Hakim MK Anwar Usman dan Daniel Yusmic Beda Pendapat soal Hapus Presidential Treshold
- VIVA/M Ali Wafa
Jakarta, VIVA - Dua Hakim Konstitusi memiliki pendapat berbeda (dissenting opinion) dalam putusan perkara Nomor 62/PUU-XXI/2023 yang menghapus ambang batas pencalonan presiden (presidential threshold). Kedua hakim konstitusi itu, yakni Anwar Usman dan Daniel Yusmic Pancastaki Foekh.
Alasan kedua hakim itu memiliki pendapat berbeda ialah para Pemohon tidak mempunyai kedudukan hukum sehingga permohonan dinilai seharusnya tidak dapat diterima.
Permohonan ini diajukan oleh empat mahasiswa Fakultas Syariah dan Hukum UIN Sunan Kalijaga, yakni Pemohon yakni Rizki Maulana Syafei, Enika Maya Oktavia, Faisal Nasirul Haq, dan Tsalis Khoirul Fatna.
"Pada pokoknya kedua hakim tersebut berpendapat bahwa para Pemohon tidak memiliki kedudukan hukum atau legal standing," ujar Ketua MK Suhartoyo membacakan amar putusan di Gedung MK, Jakarta, Kamis, 2 Januari 2025.
Suhartoyo menganggap perbedaan pendapat itu dianggap dibacakan.

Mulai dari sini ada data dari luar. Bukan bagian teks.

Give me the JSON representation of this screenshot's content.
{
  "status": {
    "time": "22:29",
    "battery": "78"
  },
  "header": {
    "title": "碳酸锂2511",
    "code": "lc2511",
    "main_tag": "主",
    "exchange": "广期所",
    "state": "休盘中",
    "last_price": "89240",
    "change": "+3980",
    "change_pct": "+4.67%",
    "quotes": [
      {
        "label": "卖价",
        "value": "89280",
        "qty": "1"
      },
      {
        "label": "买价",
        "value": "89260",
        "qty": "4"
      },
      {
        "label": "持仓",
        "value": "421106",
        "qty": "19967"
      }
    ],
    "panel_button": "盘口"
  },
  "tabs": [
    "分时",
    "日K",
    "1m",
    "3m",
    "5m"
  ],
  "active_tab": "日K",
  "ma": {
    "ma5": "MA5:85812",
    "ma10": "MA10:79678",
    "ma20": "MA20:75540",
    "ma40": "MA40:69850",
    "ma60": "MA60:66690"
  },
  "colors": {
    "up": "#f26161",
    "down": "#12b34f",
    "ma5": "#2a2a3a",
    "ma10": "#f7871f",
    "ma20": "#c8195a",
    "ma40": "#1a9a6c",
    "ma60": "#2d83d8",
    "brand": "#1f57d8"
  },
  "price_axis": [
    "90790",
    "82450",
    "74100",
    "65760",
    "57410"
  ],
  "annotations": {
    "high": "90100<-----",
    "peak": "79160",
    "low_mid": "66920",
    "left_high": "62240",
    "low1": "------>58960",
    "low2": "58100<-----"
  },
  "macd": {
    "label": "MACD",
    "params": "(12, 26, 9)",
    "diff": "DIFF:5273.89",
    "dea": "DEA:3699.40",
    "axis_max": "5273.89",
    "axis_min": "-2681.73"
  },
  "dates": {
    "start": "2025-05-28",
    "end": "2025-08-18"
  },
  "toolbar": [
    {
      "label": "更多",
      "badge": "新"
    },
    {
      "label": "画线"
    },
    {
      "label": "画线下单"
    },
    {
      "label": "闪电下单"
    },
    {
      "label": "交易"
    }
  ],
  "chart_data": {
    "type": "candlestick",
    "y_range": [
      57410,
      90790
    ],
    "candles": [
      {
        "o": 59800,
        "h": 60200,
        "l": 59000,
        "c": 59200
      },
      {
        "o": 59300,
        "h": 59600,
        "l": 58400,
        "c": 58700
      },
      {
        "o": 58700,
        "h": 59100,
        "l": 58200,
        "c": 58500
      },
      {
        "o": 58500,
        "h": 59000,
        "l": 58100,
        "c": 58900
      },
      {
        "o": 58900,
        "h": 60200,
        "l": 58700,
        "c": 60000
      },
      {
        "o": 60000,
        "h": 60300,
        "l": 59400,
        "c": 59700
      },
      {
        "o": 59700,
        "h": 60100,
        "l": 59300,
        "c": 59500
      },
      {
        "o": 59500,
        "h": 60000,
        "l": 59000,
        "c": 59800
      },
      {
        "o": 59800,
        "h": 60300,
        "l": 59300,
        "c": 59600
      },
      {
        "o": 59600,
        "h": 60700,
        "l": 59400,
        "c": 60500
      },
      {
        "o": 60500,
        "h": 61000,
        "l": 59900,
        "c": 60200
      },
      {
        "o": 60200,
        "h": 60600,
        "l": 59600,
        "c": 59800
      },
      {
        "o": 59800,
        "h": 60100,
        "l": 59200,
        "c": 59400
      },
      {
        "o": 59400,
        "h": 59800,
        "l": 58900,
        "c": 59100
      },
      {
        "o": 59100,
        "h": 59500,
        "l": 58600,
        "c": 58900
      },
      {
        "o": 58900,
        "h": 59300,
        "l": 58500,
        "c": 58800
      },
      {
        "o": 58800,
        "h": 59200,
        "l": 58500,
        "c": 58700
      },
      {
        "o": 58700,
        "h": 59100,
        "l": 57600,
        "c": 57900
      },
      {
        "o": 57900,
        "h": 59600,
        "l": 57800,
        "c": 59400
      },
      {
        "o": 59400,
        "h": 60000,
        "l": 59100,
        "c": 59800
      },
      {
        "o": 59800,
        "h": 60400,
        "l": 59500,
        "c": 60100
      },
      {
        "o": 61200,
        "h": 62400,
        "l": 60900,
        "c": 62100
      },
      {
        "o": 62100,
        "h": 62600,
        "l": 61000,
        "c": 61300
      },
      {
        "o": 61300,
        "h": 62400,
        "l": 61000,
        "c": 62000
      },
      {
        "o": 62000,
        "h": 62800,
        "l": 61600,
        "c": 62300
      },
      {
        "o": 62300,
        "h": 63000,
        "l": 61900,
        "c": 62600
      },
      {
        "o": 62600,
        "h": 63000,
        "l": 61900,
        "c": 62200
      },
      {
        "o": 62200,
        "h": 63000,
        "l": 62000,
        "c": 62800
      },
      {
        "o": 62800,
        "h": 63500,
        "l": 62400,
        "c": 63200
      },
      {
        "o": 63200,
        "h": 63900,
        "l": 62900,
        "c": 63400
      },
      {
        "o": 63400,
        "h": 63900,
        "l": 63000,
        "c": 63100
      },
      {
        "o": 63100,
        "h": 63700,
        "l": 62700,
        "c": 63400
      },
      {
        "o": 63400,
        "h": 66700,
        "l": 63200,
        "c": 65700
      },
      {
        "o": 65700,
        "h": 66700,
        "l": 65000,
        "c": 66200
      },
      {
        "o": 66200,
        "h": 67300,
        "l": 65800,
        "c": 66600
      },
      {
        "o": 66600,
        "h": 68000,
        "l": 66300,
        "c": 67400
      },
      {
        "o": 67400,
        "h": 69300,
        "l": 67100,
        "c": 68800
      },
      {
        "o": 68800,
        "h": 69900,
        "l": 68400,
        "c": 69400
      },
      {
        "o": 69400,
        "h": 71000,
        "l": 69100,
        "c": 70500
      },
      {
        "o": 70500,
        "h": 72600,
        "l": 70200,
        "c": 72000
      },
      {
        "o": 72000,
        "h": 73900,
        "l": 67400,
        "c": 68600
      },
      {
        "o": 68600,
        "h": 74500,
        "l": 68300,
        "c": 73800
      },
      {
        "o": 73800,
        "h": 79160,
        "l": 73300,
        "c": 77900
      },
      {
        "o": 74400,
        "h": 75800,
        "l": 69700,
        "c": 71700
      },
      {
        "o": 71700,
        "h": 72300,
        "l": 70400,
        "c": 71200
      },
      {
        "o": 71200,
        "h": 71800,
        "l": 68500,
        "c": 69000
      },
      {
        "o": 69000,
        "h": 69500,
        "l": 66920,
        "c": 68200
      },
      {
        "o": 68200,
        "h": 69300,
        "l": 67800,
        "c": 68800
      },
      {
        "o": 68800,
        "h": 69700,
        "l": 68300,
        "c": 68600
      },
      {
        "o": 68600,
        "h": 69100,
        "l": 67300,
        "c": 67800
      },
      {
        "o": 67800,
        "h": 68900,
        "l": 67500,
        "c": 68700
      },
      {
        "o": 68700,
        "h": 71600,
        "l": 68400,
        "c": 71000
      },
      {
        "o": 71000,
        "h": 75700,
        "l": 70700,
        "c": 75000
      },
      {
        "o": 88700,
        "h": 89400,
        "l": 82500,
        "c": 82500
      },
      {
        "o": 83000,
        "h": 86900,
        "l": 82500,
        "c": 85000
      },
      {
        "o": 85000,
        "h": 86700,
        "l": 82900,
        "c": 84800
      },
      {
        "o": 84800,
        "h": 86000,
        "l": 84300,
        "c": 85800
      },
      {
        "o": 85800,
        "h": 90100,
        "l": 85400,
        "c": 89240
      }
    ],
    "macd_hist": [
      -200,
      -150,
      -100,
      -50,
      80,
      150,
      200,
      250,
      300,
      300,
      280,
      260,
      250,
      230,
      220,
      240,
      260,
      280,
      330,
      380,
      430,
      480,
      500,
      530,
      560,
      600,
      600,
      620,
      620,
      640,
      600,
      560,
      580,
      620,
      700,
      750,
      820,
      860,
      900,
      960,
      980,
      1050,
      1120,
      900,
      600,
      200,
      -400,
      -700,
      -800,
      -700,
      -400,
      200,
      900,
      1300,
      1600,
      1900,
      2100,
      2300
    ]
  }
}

Ia menyebut, pokok dissenting opinion itu para pemohon dinilai tak memiliki kedudukan hukum. "Sehingga seharusnya Mahkamah tidak melanjutkan pemeriksaan pada pokok permohonan," ujarnya.
MK resmi menghapus ketentuan ambang batas pencalonan presiden atau presidential threshold (PT) 20 persen sebagaimana diatur dalam Pasal 222 UU Nomor 7 Tahun 2017 tentang Pemilu.
"Mengabulkan permohonan para Pemohon untuk seluruhnya," kata Suhartoyo.
MK juga menyatakan norma Pasal 222 UU Pemilu bertentangan dengan Undang-Undang Dasar Negara Republik Indonesia Tahun 1945 dan tidak mempunyai kekuatan hukum mengikat.
"Memerintahkan pemuatan putusan ini dalam Berita Negara Republik Indonesia sebagaimana mestinya," katanya.
Dalam pertimbangannya, Hakim Konstitusi Saldi Isra menyatakan bahwa Pasal 222 Undang-Undang Nomor 7 Tahun 2017 tentang Pemilihan Umum (Pemilu) bertentangan dengan Undang-Undang Dasar Negara Republik Indonesia Tahun 1945.
"Dalam Pasal 222 UU 7/2017 tidak hanya bertentangan dengan hak politik dan kedaulatan rakyat namun juga melanggar moralitas, rasionalitas, dan ketidakadilan yang intolerable serta nyata-nyata bertentangan dengan UUD NRI Tahun 1945. Sehingga terdapat alasan kuat dan mendasar bagi Mahkamah untuk bergeser dari pendirian dalam putusan-putusan sebelumnya," kata Saldi Isra di Gedung MK, Jakarta, Kamis, 2 Januari 2025.
Pasalnya, setelah UU Nomor 7 Tahun 2017 tentang Pemilu yang menyangkut syarat pencalonan presiden dan wakil presiden diuji sebanyak 27 kali oleh MK, akhirnya MK mengabulkan dan menetapkan bahwa ambang batas pencalonan presiden bertentangan dengan UUD 1945.
"Pergeseran pendirian tersebut tidak hanya menyangkut besaran atau angka persentase ambang batas, tetapi yang jauh lebih mendasar adalah rezim ambang batas pengusulan pasangan calon presiden dan wakil presiden (presidential threshold) berapapun besaran atau angka persentasenya adalah bertentangan dengan Pasal 6A ayat (2) UUD NRI Tahun
1945," kata Saldi Isra.
Selain itu, MK juga menyatakan bahwa ambang batas pencalonan presiden juga hanya mengupayakan agar setiap pemilu presiden dan wakil presiden hanya terdapat dua pasangan calon. Menurut Saldi, dua pasangan calon itu sangat nyata terjadinya polarisasi di tengah-tengah masyarakat.
"Bahkan jika pengaturan tersebut terus dibiarkan, tidak tertutup kemungkinan pemilu presiden dan wakil presiden akan terjebak dengan calon tunggal," ujar Saldi.